GI Doctors ensure that you will be made as comfortable as possible before, during and after your examination.
These are broadly what to expect from the colonoscopy:
Whilst the risks associated with a colonoscopy are minimal, there are always some risks. Some time will be spent in advance of the procedure to remind you of these and ensure you don’t have any more questions. A consent form will need to be signed to confirm that you understand the risks involved and want to proceed with the exam.
A mild sedative is usually all that is needed for a colonoscopy, however, if you are particularly anxious then it is possible to use a general anaesthetic, but this is the exception rather than the rule.
The sedative will help minimise discomfort during the procedure.
Usually, the doctor will inspect the rectum initially with a gloved finger. Then they will request that you lie on your side with your knees to your chest.
The colonoscope, which is a thin, flexible tube housing a camera and bright light is inserted into the rectum. Air can be pumped into the colon for ease of movement, creating space for the colonoscope to travel.
The colonoscope will work it’s way all the way up to the top of the colon and back down, while the doctor views images on the screen. It is possible for you to also look, if you want to, or not – the choice is yours.
If bowel polyps are found during the colonoscopy then the colonoscope has a tool to snip these off, after which they can be examined in a lab to see if they were cancerous.
The duration of the colonoscopy usually takes 20-30 minutes but it may be up to an hour, depending on if your colon has any difficult twists and turns to navigate.

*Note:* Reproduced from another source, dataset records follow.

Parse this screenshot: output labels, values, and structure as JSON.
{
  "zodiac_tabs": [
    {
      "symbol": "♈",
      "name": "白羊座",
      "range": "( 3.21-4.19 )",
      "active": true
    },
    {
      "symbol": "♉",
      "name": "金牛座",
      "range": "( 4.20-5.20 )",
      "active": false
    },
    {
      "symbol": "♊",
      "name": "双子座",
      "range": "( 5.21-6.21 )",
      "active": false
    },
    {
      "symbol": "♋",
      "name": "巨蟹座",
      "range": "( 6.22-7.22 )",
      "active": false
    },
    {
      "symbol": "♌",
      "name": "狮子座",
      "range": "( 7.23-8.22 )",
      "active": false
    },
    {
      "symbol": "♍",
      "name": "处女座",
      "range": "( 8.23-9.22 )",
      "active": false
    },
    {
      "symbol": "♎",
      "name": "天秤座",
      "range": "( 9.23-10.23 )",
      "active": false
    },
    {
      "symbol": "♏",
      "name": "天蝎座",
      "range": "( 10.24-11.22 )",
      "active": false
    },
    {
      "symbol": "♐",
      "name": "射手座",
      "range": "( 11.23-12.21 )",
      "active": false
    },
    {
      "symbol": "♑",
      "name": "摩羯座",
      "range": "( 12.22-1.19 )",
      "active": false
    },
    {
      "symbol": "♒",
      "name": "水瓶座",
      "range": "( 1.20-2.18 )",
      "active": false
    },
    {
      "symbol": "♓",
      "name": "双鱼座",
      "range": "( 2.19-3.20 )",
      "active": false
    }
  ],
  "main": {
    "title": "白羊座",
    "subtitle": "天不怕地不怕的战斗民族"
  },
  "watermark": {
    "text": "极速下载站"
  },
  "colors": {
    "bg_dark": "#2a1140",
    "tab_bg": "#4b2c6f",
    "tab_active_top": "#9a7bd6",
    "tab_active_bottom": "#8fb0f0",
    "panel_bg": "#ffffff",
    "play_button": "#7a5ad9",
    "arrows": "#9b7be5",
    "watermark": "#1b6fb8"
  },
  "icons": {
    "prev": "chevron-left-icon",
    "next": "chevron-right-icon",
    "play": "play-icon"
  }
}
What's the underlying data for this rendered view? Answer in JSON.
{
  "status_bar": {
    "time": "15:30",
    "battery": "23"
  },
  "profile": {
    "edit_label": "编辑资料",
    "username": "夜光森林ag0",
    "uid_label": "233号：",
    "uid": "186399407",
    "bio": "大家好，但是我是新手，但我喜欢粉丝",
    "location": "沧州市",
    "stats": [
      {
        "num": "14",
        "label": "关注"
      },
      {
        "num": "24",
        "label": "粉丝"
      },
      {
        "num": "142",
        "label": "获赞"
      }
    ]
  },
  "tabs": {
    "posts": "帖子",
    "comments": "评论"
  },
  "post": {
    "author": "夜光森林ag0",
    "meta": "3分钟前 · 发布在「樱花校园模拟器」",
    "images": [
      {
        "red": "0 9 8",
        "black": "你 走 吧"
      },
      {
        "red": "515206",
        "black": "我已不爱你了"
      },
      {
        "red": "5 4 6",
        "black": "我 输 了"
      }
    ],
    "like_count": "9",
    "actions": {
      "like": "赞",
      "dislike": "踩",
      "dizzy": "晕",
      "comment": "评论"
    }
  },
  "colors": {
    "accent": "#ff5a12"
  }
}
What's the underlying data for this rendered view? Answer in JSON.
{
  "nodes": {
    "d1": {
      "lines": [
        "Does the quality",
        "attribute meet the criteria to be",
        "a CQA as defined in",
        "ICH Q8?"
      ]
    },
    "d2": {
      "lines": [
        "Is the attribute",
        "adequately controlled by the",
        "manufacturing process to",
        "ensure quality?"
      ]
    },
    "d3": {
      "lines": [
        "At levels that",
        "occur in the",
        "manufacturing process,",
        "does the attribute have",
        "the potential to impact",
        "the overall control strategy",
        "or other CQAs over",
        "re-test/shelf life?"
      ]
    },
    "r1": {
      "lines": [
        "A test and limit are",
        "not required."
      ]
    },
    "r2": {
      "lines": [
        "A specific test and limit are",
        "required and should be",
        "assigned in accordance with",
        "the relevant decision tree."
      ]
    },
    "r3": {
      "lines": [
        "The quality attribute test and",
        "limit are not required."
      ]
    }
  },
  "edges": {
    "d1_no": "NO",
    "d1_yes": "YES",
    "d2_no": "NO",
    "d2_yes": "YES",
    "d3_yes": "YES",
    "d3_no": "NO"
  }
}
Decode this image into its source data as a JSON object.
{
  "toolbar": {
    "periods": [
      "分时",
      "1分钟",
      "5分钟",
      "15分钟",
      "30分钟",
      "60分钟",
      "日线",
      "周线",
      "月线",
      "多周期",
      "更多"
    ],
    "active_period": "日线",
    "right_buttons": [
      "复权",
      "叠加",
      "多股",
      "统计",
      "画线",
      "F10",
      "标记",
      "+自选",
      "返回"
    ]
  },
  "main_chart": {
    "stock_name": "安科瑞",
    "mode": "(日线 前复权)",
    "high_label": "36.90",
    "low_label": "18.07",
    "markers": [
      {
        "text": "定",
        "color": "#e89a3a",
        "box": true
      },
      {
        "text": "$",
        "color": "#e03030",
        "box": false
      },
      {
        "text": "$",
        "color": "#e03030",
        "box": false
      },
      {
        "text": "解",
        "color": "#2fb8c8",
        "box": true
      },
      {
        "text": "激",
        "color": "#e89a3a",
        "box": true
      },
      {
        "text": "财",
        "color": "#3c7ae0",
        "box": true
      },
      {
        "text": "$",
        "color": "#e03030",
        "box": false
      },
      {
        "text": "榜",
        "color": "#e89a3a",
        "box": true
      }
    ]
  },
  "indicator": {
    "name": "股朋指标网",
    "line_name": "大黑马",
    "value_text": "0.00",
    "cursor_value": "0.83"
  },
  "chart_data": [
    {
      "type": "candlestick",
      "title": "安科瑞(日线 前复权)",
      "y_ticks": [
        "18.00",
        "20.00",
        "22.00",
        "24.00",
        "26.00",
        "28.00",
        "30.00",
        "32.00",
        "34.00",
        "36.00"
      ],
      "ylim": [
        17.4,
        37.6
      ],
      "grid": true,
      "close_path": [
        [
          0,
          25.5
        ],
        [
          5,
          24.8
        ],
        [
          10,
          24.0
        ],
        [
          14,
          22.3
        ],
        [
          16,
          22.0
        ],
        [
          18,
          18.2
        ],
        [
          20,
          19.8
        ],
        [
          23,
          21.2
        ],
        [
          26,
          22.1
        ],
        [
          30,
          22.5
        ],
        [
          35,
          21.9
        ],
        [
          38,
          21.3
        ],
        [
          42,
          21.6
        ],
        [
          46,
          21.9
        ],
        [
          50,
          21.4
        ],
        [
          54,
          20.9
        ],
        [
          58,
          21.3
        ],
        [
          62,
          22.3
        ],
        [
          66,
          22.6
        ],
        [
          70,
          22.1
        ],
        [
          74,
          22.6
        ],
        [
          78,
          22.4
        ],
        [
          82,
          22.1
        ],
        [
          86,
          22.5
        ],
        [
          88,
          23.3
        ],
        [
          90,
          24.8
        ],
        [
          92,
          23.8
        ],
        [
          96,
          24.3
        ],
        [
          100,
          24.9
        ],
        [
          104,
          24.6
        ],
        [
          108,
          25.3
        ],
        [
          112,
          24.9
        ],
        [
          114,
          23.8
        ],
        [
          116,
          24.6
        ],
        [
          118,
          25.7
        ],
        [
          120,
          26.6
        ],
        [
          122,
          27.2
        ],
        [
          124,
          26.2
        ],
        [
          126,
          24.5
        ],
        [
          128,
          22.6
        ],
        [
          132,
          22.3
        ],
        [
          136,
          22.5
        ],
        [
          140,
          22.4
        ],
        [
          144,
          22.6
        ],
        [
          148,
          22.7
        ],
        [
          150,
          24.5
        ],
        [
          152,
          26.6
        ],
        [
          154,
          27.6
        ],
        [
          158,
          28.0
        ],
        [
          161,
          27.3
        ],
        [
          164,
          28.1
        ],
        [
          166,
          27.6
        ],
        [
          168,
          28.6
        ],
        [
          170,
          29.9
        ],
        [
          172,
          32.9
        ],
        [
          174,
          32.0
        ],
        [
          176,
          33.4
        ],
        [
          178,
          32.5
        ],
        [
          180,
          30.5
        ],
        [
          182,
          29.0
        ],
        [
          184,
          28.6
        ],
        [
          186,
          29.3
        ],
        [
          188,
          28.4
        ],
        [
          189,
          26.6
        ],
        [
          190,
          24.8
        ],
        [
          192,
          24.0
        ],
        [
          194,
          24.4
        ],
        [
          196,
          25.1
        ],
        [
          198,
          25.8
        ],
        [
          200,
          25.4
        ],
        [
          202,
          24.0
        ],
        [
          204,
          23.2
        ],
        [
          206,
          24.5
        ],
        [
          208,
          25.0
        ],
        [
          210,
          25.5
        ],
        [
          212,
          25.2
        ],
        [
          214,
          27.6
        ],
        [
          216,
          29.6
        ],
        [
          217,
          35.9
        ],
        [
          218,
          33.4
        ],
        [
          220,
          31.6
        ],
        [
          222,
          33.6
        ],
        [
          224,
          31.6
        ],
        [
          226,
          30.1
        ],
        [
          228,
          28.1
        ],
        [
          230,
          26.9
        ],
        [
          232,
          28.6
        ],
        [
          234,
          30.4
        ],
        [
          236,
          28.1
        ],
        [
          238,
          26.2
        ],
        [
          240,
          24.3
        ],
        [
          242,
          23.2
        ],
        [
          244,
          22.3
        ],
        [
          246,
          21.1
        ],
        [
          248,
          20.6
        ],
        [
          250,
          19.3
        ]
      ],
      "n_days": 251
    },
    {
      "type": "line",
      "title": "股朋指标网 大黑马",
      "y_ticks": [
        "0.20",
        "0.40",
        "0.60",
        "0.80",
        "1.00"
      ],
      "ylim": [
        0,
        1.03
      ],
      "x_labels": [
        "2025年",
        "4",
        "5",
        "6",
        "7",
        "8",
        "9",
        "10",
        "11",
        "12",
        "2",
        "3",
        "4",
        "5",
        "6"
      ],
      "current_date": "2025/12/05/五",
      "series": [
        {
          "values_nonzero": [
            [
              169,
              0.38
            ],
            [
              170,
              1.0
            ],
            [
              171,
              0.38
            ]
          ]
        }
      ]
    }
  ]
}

After the procedure, you will be able to go home, but only after about an hour, when the sedative has worn off. Driving or working that day is not allowed, as the sedative will take up to 24 hours to wear off completely, so you will need someone to drive you home.
The next day you may experience some blood when you first go to the toilet. This is normal, however excessive blood, or continued bleeding could be a cause for concern so you need to visit a doctor.
Working with a specialist will give you peace of mind that your colonoscopy examination is performed accurately and with minimal discomfort.